PointPillars paper translation (continuously updated)

Original link
PointPillars

2 PoinPillars Network

PointPillars takes point clouds as input and estimates 3D boxes for cars, pedestrians and cyclists.

It consists of three main stages (Fig. 2):
(1) a feature encoder network that converts point clouds into sparse pseudo-images;
(2) a 2D convolutional backbone network for processing pseudo-images into high-level representations;
( 3) The detection head, which can detect and return to the 3D box

2.1 Pointcloud to PseudoImage

To apply a 2D convolutional architecture, we first convert the point cloud into a fake image

We denote by l a point in the point cloud with coordinates x, y, z and reflection intensity.

In the first step, the point cloud is discretized into a uniformly spaced grid in the xy plane, thus creating a set of pillars P \mathcal{P}P , with∣ P ∣ = B \left | \mathcal{P} \right | = BP=B

Note that pillars are voxels with infinite spatial extent in the z-direction, so no hyperparameters are needed to control the classification in the z-dimension.

The points in each pillar are enhanced with r, xc, yc, zc, xp and yp, where r is the reflectivity, the c subscript indicates the distance to the arithmetic mean of all points in the pillar, and the p subscript indicates the distance from the pillar The x,y offset of the center.

Now, the enhanced lidar point l ^ \hat{l}l^ has dimension D=9.

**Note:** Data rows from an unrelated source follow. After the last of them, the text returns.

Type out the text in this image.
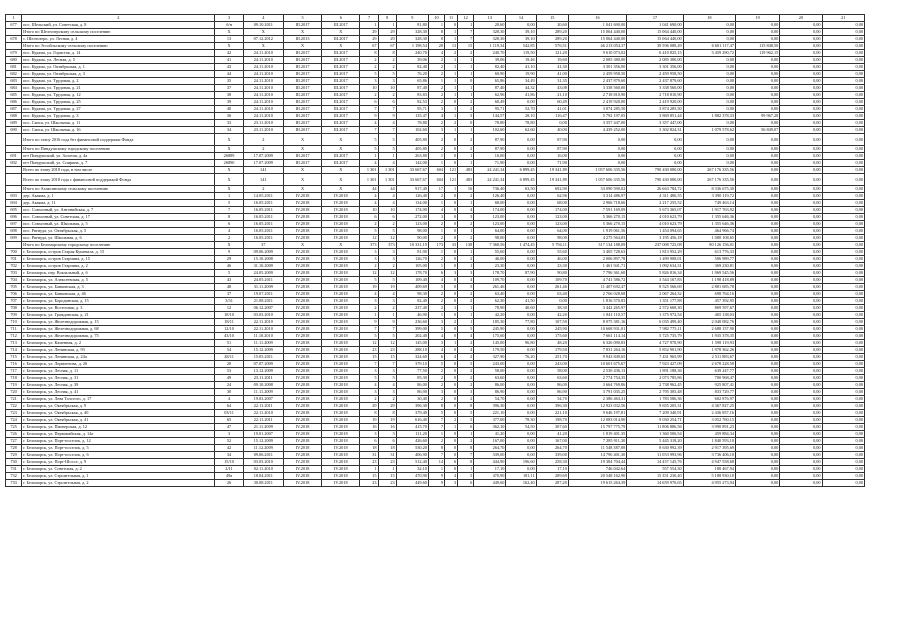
1	2	3	4	5	6	7	8	9	10	11	12	13	14	15	16	17	18	19	20	21
677	пос. Шельский, ул. Советская, д. 8	б/н	09.10.2011	III.2017	III.2017	1	1	81,80	1	0	1	20,60	0,00	20,60	1 041 690,00	1 041 690,00	0,00	0,00	0,00	0,00
	Итого по Шелтозерскому сельскому поселению	X	X	X	X	29	29	328,30	8	1	7	328,30	39,10	289,20	15 064 440,00	15 064 440,00	0,00	0,00	0,00	0,00
678	с. Шелтозеро, ул. Лесная, д. 4	13	07.12.2012	III.2013	III.2017	29	29	328,30	8	1	7	328,30	39,10	289,20	15 064 440,00	15 064 440,00	0,00	0,00	0,00	0,00
	Итого по Эссойльскому сельскому поселению	X	X	X	X	67	67	1 198,54	28	13	15	1 119,34	542,85	576,51	46 213 054,37	39 596 088,49	6 601 117,47	115 848,50	0,00	0,00
679	пос. Кудама, ул. Гористая, д. 14	42	24.11.2010	III.2017	III.2017	8	8	240,70	4	2	2	240,70	119,50	121,20	9 610 073,02	6 410 825,15	3 459 290,72	119 962,15	0,00	0,00
680	пос. Кудама, ул. Лесная, д. 5	41	24.11.2010	III.2017	III.2017	2	2	39,06	2	1	1	39,06	19,46	19,60	2 085 380,00	2 085 380,00	0,00	0,00	0,00	0,00
681	пос. Кудама, ул. Октябрьская, д. 1	43	24.11.2010	III.2017	III.2017	2	2	82,40	2	1	1	82,40	41,10	41,30	3 301 356,00	3 301 356,00	0,00	0,00	0,00	0,00
682	пос. Кудама, ул. Октябрьская, д. 3	44	24.11.2010	III.2017	III.2017	5	5	76,20	2	1	1	60,90	19,90	41,00	2 459 958,50	2 459 958,50	0,00	0,00	0,00	0,00
683	пос. Кудама, ул. Трудовая, д. 2	35	24.11.2010	III.2017	III.2017	3	3	65,86	1	1	0	65,86	34,49	31,35	2 437 879,60	2 437 879,60	0,00	0,00	0,00	0,00
684	пос. Кудама, ул. Трудовая, д. 21	37	24.11.2010	III.2017	III.2017	10	10	87,40	2	1	1	87,40	44,32	43,08	3 338 560,00	3 338 560,00	0,00	0,00	0,00	0,00
685	пос. Кудама, ул. Трудовая, д. 12	38	24.11.2010	III.2017	III.2017	2	2	83,83	2	1	1	62,96	41,86	21,10	2 718 810,90	2 718 810,90	0,00	0,00	0,00	0,00
686	пос. Кудама, ул. Трудовая, д. 25	39	24.11.2010	III.2017	III.2017	6	6	82,53	2	0	2	60,49	0,00	60,49	2 419 920,00	2 419 920,00	0,00	0,00	0,00	0,00
687	пос. Кудама, ул. Трудовая, д. 27	40	24.11.2010	III.2017	III.2017	7	7	95,71	3	1	2	95,71	52,70	41,01	3 874 285,50	3 874 285,50	0,00	0,00	0,00	0,00
688	пос. Кудама, ул. Трудовая, д. 3	36	24.11.2010	III.2017	III.2017	9	9	135,47	4	1	3	144,57	28,10	116,47	5 792 197,05	3 869 851,44	1 882 378,33	99 967,28	0,00	0,00
689	пос. Сяпся, ул. Школьная, д. 11	33	23.11.2010	III.2017	III.2017	4	4	78,80	2	2	0	78,80	78,80	0,00	3 357 447,00	3 357 447,00	0,00	0,00	0,00	0,00
690	пос. Сяпся, ул. Школьная, д. 16	34	23.11.2010	III.2017	III.2017	7	7	102,60	3	1	1	102,60	62,60	40,00	4 439 252,00	3 302 824,31	1 079 578,62	56 849,07	0,00	0,00
	Итого по этапу 2016 года без финансовой поддержки Фонда	X	2	X	X	5	5	405,80	2	0	2	87,90	0,00	87,90	0,00	0,00	0,00	0,00	0,00	0,00
	Итого по Пиндушскому городскому поселению	X	2	X	X	5	5	405,80	2	0	2	87,90	0,00	87,90	0,00	0,00	0,00	0,00	0,00	0,00
691	пгт Пиндушский, ул. Золотая, д. 4а	26889	17.07.2009	III.2017	III.2017	1	1	263,80	1	0	1	16,00	0,00	16,00	0,00	0,00	0,00	0,00	0,00	0,00
692	пгт Пиндушский, ул. Спирина, д. 7	26890	17.07.2009	III.2017	III.2017	4	4	142,00	1	0	1	71,90	0,00	71,90	0,00	0,00	0,00	0,00	0,00	0,00
	Всего по этапу 2018 года, в том числе	X	141	X	X	1 301	1 301	33 667,67	604	121	483	24 241,34	6 899,45	19 341,89	1 057 606 335,56	790 430 080,00	267 176 335,56	0,00	0,00	0,00
	Всего по этапу 2018 года с финансовой поддержкой Фонда	X	141	X	X	1 301	1 301	33 667,67	604	121	483	24 241,34	6 899,45	19 341,89	1 057 606 335,56	790 430 080,00	267 176 335,56	0,00	0,00	0,00
	Итого по Ахаксинскому сельскому поселению	X	2	X	X	44	44	917,40	17	1	16	736,40	63,50	692,90	33 090 590,02	26 663 784,72	8 336 675,30	0,00	0,00	0,00
693	дер. Акаяма, д. 1	1	14.05.2011	IV.2018	IV.2018	4	4	126,40	2	0	2	126,40	0,00	62,96	3 314 486,97	4 311 486,55	3 390 119,72	0,00	0,00	0,00
694	дер. Акаяма, д. 11	5	16.05.2011	IV.2018	IV.2018	4	4	134,00	1	0	1	68,00	0,00	68,00	2 966 718,66	2 217 255,52	749 463,14	0,00	0,00	0,00
695	пос. Совхозный, ул. Антонийская, д. 7	7	16.05.2011	IV.2018	IV.2018	10	10	174,00	4	0	4	174,00	0,00	174,00	7 591 169,09	5 673 365,07	1 917 763,92	0,00	0,00	0,00
696	пос. Совхозный, ул. Советская, д. 17	8	16.05.2011	IV.2018	IV.2018	6	6	272,00	3	0	3	123,00	0,00	123,00	5 366 270,15	4 010 623,79	1 355 646,36	0,00	0,00	0,00
697	пос. Совхозный, ул. Школьная, д. 5	6	16.05.2011	IV.2018	IV.2018	2	2	123,00	2	0	2	123,00	0,00	123,00	5 366 270,15	4 010 623,79	1 355 646,36	0,00	0,00	0,00
698	пос. Ригвуда, ул. Октябрьская, д. 5	4	16.05.2011	IV.2018	IV.2018	5	5	98,00	1	0	1	64,00	0,00	64,00	1 919 061,56	1 454 094,65	464 966,74	0,00	0,00	0,00
699	пос. Ригвуда, ул. Школьная, д. 6	2	16.05.2011	IV.2018	IV.2018	12	12	90,00	2	0	2	98,00	0,00	98,00	4 275 564,83	3 195 456,18	1 080 108,65	0,00	0,00	0,00
	Итого по Беломорскому городскому поселению	X	37	X	X	373	373	10 331,19	173	33	138	7 368,56	1 474,45	5 794,11	317 134 188,09	237 008 725,08	80 126 156,01	0,00	0,00	0,00
700	г. Беломорск, остров Старая Кушевала, д. 15	9	09.06.2009	IV.2018	IV.2018	3	3	81,90	1	0	1	55,60	0,00	55,60	3 405 728,63	1 813 952,29	613 776,33	0,00	0,00	0,00
701	г. Беломорск, остров Старчина, д. 15	29	15.10.2008	IV.2018	IV.2018	3	3	126,70	2	0	2	46,00	0,00	46,00	2 006 897,78	1 499 908,01	506 989,77	0,00	0,00	0,00
702	г. Беломорск, остров Старчина, д. 2	46	31.10.2009	IV.2018	IV.2018	2	2	105,00	1	0	1	23,30	0,00	23,30	1 461 941,71	1 092 634,31	369 230,81	0,00	0,00	0,00
703	г. Беломорск, пер. Вокзальный, д. 6	5	24.05.2009	IV.2018	IV.2018	12	12	178,70	6	3	3	178,70	87,90	90,80	7 796 361,60	5 826 816,34	1 969 545,56	0,00	0,00	0,00
704	г. Беломорск, ул. Алексеевская, д. 5	43	24.05.2011	IV.2018	IV.2018	5	5	109,40	4	0	4	109,70	0,00	109,70	4 741 586,72	3 544 167,83	1 198 418,89	0,00	0,00	0,00
705	г. Беломорск, ул. Банковская, д. 3	48	31.11.2009	IV.2018	IV.2018	19	19	409,69	5	0	5	261,46	0,00	261,46	11 407 692,47	8 525 566,69	2 881 685,78	0,00	0,00	0,00
706	г. Беломорск, ул. Банковская, д. 46	37	19.07.2011	IV.2018	IV.2018	4	4	98,30	2	0	2	63,40	0,00	63,40	2 766 028,68	2 067 264,32	698 764,16	0,00	0,00	0,00
707	г. Беломорск, ул. Бородинская, д. 15	3/31	21.08.2011	IV.2018	IV.2018	3	3	82,40	2	0	2	62,30	41,50	0,00	1 816 570,83	1 351 177,88	457 392,95	0,00	0,00	0,00
708	г. Беломорск, ул. Восточная, д. 3	12	06.12.2007	IV.2018	IV.2018	2	2	237,40	2	1	1	78,90	40,60	38,30	3 442 265,97	2 572 668,30	869 597,67	0,00	0,00	0,00
709	г. Беломорск, ул. Гражданская, д. 21	18/10	03.03.2010	IV.2018	IV.2018	1	1	46,90	1	0	1	42,20	0,00	42,20	1 841 110,57	1 375 972,54	465 138,03	0,00	0,00	0,00
710	г. Беломорск, ул. Железнодорожная, д. 15	18/11	22.11.2010	IV.2018	IV.2018	9	9	236,60	3	2	1	185,30	77,80	107,50	8 075 381,16	6 035 499,40	2 040 082,76	0,00	0,00	0,00
711	г. Беломорск, ул. Железнодорожная, д. 68	12/10	22.11.2010	IV.2018	IV.2018	7	7	399,00	5	0	5	245,90	0,00	245,90	10 668 931,01	7 982 775,11	2 688 157,90	0,00	0,00	0,00
712	г. Беломорск, ул. Железнодорожная, д. 75	43/10	11.10.2010	IV.2018	IV.2018	5	5	202,40	4	0	4	175,60	0,00	175,60	7 661 114,14	5 725 735,79	1 935 378,35	0,00	0,00	0,00
713	г. Беломорск, ул. Каменная, д. 2	51	11.11.2009	IV.2018	IV.2018	12	12	145,00	3	1	2	145,00	96,80	48,20	6 326 090,83	4 727 970,90	1 598 119,93	0,00	0,00	0,00
714	г. Беломорск, ул. Ленинская, д. 93	54	15.12.2009	IV.2018	IV.2018	23	23	288,10	4	0	4	179,50	0,00	179,50	7 831 264,16	5 852 901,90	1 978 362,26	0,00	0,00	0,00
715	г. Беломорск, ул. Ленинская, д. 24а	28/11	15.05.2011	IV.2018	IV.2018	15	15	324,60	6	4	2	327,90	76,20	251,70	9 943 849,65	7 431 965,99	2 511 883,67	0,00	0,00	0,00
716	г. Беломорск, ул. Лермонтова, д. 26	20	07.07.2009	IV.2018	IV.2018	7	7	379,10	5	0	5	243,00	0,00	243,00	10 601 675,67	7 923 427,09	2 678 228,58	0,00	0,00	0,00
717	г. Беломорск, ул. Лесная, д. 11	53	13.12.2009	IV.2018	IV.2018	3	3	77,50	2	0	2	58,00	0,00	58,00	2 530 436,13	1 891 188,36	639 247,77	0,00	0,00	0,00
718	г. Беломорск, ул. Лесная, д. 31	49	23.11.2011	IV.2018	IV.2018	5	5	85,30	2	0	2	63,60	0,00	63,60	2 774 754,35	2 073 785,86	700 968,47	0,00	0,00	0,00
719	г. Беломорск, ул. Лесная, д. 39	24	09.10.2008	IV.2018	IV.2018	4	4	86,00	2	0	2	86,00	0,00	86,00	3 664 769,86	2 738 962,45	925 807,41	0,00	0,00	0,00
720	г. Беломорск, ул. Лесная, д. 41	30	11.11.2009	IV.2018	IV.2018	3	3	86,90	3	0	3	86,90	0,00	86,90	3 791 035,25	2 795 305,48	833 729,77	0,00	0,00	0,00
721	г. Беломорск, ул. Лева Толстого, д. 17	4	19.03.2007	IV.2018	IV.2018	2	2	30,40	2	0	2	54,70	0,00	54,70	2 386 463,31	1 783 586,36	602 876,97	0,00	0,00	0,00
722	г. Беломорск, ул. Октябрьская, д. 9	64	22.11.2011	IV.2018	IV.2018	29	29	396,30	8	0	8	396,30	0,00	396,30	12 923 032,56	9 655 205,31	4 367 827,25	0,00	0,00	0,00
723	г. Беломорск, ул. Октябрьская, д. 40	03/11	22.11.2010	IV.2018	IV.2018	8	8	379,40	5	0	5	221,10	0,00	221,10	9 646 197,81	7 209 340,91	2 436 857,16	0,00	0,00	0,00
724	г. Беломорск, ул. Октябрьская, д. 41	65	22.11.2011	IV.2018	IV.2018	19	19	616,40	7	2	5	377,00	78,30	198,70	12 083 014,90	9 030 254,71	3 052 760,15	0,00	0,00	0,00
725	г. Беломорск, ул. Пионерская, д. 12	47	21.11.2009	IV.2018	IV.2018	16	16	415,70	7	1	6	362,10	54,50	307,60	15 797 775,79	11 806 886,56	3 990 891,23	0,00	0,00	0,00
726	г. Беломорск, ул. Первомайская, д. 14а	3	19.01.2007	IV.2018	IV.2018	3	3	111,20	1	0	1	41,20	0,00	41,20	1 819 401,35	1 360 506,54	459 884,34	0,00	0,00	0,00
727	г. Беломорск, ул. Порт-поселок, д. 12	52	15.12.2009	IV.2018	IV.2018	6	6	426,60	2	0	2	167,00	0,00	167,00	7 285 911,30	5 445 318,20	1 840 593,10	0,00	0,00	0,00
728	г. Беломорск, ул. Порт-поселок, д. 5	42	11.12.2009	IV.2018	IV.2018	18	18	530,20	8	0	8	264,70	0,00	264,70	11 548 387,08	8 630 992,39	2 917 395,69	0,00	0,00	0,00
729	г. Беломорск, ул. Порт-поселок, д. 6	34	09.06.2011	IV.2018	IV.2018	31	31	406,90	7	0	7	339,00	0,00	339,00	14 790 401,30	11 053 993,96	3 736 406,10	0,00	0,00	0,00
730	г. Беломорск, ул. Порт-Шоссе, д. 9	15/10	03.03.2010	IV.2018	IV.2018	23	23	512,40	14	6	8	444,90	196,60	258,30	19 384 704,44	14 457 145,76	4 947 558,68	0,00	0,00	0,00
731	г. Беломорск, ул. Советская, д. 2	2/11	02.11.2010	IV.2018	IV.2018	1	1	32,10	1	0	1	17,10	0,00	17,10	746 042,64	557 554,30	188 467,94	0,00	0,00	0,00
732	г. Беломорск, ул. Строительная, д. 1	49а	18.04.2011	IV.2018	IV.2018	15	15	470,90	9	4	5	470,90	181,11	289,69	20 548 162,90	15 351 230,40	5 188 930,10	0,00	0,00	0,00
733	г. Беломорск, ул. Строительная, д. 2	26	30.08.2011	IV.2018	IV.2018	23	23	449,60	9	3	6	449,60	162,40	287,20	19 615 264,39	14 659 970,65	4 955 273,94	0,00	0,00	0,00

Although we focus on LiDAR point clouds, other point clouds such as radar or RGB-D, can use PointPillars by changing the way each point is augmented.

[section]

Due to the sparsity of the point cloud, the set of pillars will be mostly empty, while non-empty pillars will generally have few points in them.

For example, using a 0.16*0.16 square meter box in KITTI from an HDL-64E Velodyne lidar, the point cloud has 6k-9k non-empty columns, and a sparsity of about 97% is typically used in the range.

To exploit this sparsity, impose limits on the number of non-empty bins§ per sample and the number of points per bin (N), creating a dense tensor of size (D, P, N).

If the sample or pillar holds too much data, the data is randomly sampled. Conversely, if the sample or prop has too little data to fill the tensor, then zero padding will be used.

[section]

Next, we use a simplified version of PointNet, where, for each point, a linear layer is applied, followed by Batch-Norm [10] and ReLU [19], to generate a tensor of size (C, P, N) .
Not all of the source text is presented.